3. IDN (Internationalised Domain Name)

What is an IDN (Internationalised Domain Name)?

An IDN or Internationalised Domain Name is an Internet domain name which may include special characters which are not defined in the ASCII standard. These special characters include, in particular, accented characters (e.g. é, à) or umlauts (e.g. ü, ä), which are common in numerous European languages, including German and French, and characters which do not form part of the Latin alphabet, such as Cyrillic, Chinese or Arabic characters.

Certain registries already permit the use of non-ASCII characters for second level domain names. Since users' requirements around the world differ, not all registries include the same special characters on their list. Enquiries should therefore be made with the registry concerned as to which characters are permissible for registration of a domain name.

The use of non-ASCII characters is possible not only for the creation of a second level domain name but should also be possible for the creation of a new gTLD.

Can I register an internationalised domain name (IDN) in the ".ch" top level domain?

Registration of domain names which include a restricted number of non-ASCII characters is possible in the ".ch" top level domain. Further information, in particular the available characters, can be found in the technical and administrative rules concerning the assignment and management of second level domain names under the ".ch" domain (CC 784.101.113/2.13):

Rules concerning ".ch" domain names (CC 784.101.113/2.13)

What risks may arise for owners of intellectual property rights and how can these owners protect themselves against the creation of domains with non-ASCII characters which are damaging to them?

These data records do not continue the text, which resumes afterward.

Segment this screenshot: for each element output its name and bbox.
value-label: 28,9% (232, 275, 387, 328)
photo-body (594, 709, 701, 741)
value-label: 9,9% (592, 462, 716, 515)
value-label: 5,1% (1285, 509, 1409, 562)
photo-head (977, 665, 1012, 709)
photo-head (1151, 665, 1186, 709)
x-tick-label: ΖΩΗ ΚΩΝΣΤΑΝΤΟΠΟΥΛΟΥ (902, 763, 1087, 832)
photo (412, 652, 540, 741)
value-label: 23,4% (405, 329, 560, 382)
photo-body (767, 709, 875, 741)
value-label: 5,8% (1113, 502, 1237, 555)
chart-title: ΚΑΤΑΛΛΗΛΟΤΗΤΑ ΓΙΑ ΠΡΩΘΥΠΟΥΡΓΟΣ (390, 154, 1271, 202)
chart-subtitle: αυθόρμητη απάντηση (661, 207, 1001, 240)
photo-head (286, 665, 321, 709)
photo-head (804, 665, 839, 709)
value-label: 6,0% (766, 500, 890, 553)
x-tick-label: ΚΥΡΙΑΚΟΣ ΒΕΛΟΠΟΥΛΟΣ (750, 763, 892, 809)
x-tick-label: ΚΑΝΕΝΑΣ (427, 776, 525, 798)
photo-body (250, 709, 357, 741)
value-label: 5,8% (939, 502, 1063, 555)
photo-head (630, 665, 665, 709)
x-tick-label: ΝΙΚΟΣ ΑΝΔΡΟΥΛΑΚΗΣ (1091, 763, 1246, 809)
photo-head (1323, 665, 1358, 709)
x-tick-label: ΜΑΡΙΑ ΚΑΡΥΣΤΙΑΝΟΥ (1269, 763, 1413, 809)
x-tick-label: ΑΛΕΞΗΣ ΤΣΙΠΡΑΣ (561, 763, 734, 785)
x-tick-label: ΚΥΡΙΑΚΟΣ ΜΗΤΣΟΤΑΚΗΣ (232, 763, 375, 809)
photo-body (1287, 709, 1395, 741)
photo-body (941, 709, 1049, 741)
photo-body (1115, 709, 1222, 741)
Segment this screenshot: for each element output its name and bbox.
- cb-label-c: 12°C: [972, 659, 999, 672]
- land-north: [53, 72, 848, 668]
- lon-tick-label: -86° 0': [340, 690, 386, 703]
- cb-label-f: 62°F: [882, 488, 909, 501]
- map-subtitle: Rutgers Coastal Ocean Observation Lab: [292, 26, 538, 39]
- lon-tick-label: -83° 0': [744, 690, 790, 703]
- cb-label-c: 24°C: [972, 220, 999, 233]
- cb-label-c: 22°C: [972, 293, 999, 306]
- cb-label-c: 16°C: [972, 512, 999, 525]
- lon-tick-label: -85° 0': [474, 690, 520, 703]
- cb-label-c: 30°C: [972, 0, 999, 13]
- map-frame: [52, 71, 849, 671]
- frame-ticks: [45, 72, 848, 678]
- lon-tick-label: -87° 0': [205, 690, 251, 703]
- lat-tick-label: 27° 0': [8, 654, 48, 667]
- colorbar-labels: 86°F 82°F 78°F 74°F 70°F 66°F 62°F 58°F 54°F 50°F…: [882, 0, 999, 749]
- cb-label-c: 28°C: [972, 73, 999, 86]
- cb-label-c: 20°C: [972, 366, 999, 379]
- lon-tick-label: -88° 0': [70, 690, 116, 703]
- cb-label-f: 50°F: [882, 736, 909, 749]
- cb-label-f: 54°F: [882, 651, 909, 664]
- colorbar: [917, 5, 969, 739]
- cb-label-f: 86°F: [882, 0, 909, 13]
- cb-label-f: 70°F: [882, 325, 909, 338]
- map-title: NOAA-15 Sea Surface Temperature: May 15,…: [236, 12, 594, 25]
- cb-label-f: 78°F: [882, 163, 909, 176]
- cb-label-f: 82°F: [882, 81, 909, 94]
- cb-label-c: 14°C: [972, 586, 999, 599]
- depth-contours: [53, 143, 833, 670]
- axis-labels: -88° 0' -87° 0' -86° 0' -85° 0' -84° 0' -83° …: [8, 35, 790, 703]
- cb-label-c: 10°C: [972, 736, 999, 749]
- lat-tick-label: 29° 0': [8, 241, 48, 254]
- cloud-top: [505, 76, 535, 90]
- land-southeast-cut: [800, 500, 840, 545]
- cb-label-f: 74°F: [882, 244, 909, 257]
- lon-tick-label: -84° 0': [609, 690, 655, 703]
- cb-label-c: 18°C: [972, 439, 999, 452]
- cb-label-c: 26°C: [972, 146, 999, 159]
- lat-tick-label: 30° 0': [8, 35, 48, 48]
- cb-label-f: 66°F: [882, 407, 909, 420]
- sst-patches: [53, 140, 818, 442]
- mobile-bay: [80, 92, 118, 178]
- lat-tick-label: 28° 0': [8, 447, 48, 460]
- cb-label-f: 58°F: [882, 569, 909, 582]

There is a risk that a third party may, without the knowledge of the owner of intellectual property rights, register domain names, including non-ASCII characters, which are similar or identical to a brand, either in the same domain or in another top level domain. Owners of intellectual property rights must therefore ensure that they are protected, by employing various preventive and defensive means to be applied when necessary in respect of the domain concerned.